Eating local food is all the rage now, and this has led to a publication boom in cookbooks focused on eating vegetables in season. The Farmers Market Cookbook is one of these but it stands above many of the rest. If market gardeners got this book into the hands of their customers, I suspect their vegetable sales and CSA renewal rates would likely increase. The book helps people find interesting ways to cook a variety of vegetables.
The book starts with an excellent guide to vegetables. Common varieties are described for each vegetable, but more importantly, there are basic details on how to use the food from washing and peeling to cooking.
The recipes in the cookbook are simple — perfect for busy people. As simple as bruschetta. Shanks and Grohsgal have a traditional bruschetta recipe but so do many other cookbooks. However, the authors (both chefs) also provide a recipe bruschetta that features turnips and prosciutto. There’s also a recipe for Brussels sprouts carbonara. The beauty of this book is that the recipes are creative but still quick and easy.
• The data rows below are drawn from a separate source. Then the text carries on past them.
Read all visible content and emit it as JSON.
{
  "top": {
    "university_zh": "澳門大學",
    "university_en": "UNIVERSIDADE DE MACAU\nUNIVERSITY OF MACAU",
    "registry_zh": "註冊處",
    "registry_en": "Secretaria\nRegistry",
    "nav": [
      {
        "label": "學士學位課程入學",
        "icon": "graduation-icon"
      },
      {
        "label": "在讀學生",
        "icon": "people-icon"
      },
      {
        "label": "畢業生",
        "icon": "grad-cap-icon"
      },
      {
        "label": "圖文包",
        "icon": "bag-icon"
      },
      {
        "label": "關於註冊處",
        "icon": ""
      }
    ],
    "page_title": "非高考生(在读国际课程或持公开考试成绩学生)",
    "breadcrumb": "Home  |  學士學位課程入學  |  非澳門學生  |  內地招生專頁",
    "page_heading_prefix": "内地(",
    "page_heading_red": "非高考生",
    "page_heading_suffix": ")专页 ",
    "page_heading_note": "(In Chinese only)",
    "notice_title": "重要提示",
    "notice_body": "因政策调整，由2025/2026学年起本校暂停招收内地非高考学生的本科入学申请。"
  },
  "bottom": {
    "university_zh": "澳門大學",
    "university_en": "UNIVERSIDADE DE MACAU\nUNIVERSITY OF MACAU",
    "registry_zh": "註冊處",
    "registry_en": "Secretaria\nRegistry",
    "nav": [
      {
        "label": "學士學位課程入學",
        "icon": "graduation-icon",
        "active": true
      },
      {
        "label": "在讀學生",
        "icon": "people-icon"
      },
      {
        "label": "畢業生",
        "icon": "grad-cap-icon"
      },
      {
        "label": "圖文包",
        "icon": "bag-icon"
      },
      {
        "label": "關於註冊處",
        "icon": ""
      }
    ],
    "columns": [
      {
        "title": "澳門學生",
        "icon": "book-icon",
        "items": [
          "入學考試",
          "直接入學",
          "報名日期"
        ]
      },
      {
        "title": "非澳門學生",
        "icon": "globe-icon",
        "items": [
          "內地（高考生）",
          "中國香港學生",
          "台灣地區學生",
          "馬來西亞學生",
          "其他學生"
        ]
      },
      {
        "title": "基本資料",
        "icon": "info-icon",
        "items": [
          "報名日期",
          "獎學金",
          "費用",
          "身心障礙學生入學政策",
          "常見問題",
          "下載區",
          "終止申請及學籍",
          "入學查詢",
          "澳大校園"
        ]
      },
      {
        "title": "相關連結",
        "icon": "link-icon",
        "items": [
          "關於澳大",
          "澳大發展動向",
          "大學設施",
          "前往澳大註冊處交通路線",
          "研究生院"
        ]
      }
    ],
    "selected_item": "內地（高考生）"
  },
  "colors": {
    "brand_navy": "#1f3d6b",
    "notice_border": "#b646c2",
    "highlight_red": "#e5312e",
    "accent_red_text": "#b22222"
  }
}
The book is American but most of the recipes apply to Canadian CSAs (just ignore the ones with fresh figs). A great asset are the indices. There is an index of recipes sorted according to type (soup, salad, dressing, etc.). A second index is based on ingredients. That makes meals so simple for people opening up their CSA box. What to do with beets? Check out six recipes. Lots of cucumbers? There are about a dozen recipes for those, ditto for collards, summer squash and many other vegetables.
To sum it up, The Farmers Market Cookbook provides many great and delicious answers to “What do I do with all this produce?”